WASHINGTON (AP) – US President Joe Biden signed an interim spending bill on Friday that will keep the federal government running until February 18.

The White House issued a statement saying it reported on the signing and thanked legislative leaders for their work. Earlier in the day, Biden said it was important to praise bipartisanship, but that “funding the government is not a great achievement, it is the least that should be done.”

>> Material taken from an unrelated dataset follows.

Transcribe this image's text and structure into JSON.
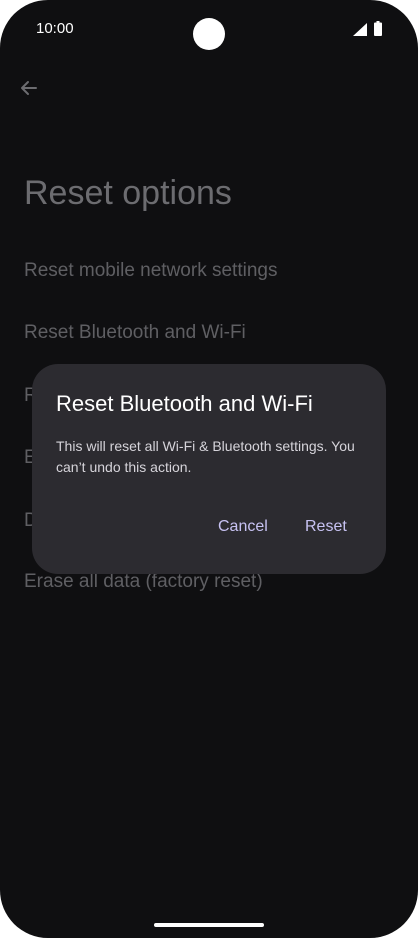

Both houses of Congress approved the interim measure on Thursday to avoid a government shutdown over the weekend. The law will keep the federal government running for an additional 11 weeks, generally at current spending levels, while adding $ 7 billion in aid for people evacuated from Afghanistan.

“I am glad that in the end calm prevailed. The government will remain open and I thank the members of this House for saving us from the brink of an avoidable, unnecessary and costly shutdown, ”said Senate Majority Leader Chuck Schumer.

The Senate approved the measure by a vote of 69-28. Nineteen Republican senators joined Democrats in favor of the law.

The lower house, with a Democratic majority, approved it 221-212. Republican leaders called on their members to vote against it. The only Republican vote in favor was for Adam Kinzinger.

Lawmakers regretted the short-term solution and blamed the rival party for the lack of progress on this year’s spending initiatives. Democratic Representative Rosa DeLauro, who chairs the Appropriations commission, said that the measure, however, will allow negotiations to be held on a package that will cover the entire budget year until September.

Some Republicans opposed to Biden’s vaccination rules wanted Congress to take a firm stand against the mandate for workers at large companies, even if it meant that federal offices would have to close from the weekend by refusing to speed up the vote on the law of expenses.

It was the most recent instance of risky haggling over government funding that has caused several costly federal shutdowns in the past two decades. The largest in history occurred during the presidency of Donald Trump – 35 days to January 2019 – when Democrats refused to approve money for their wall on the border with Mexico.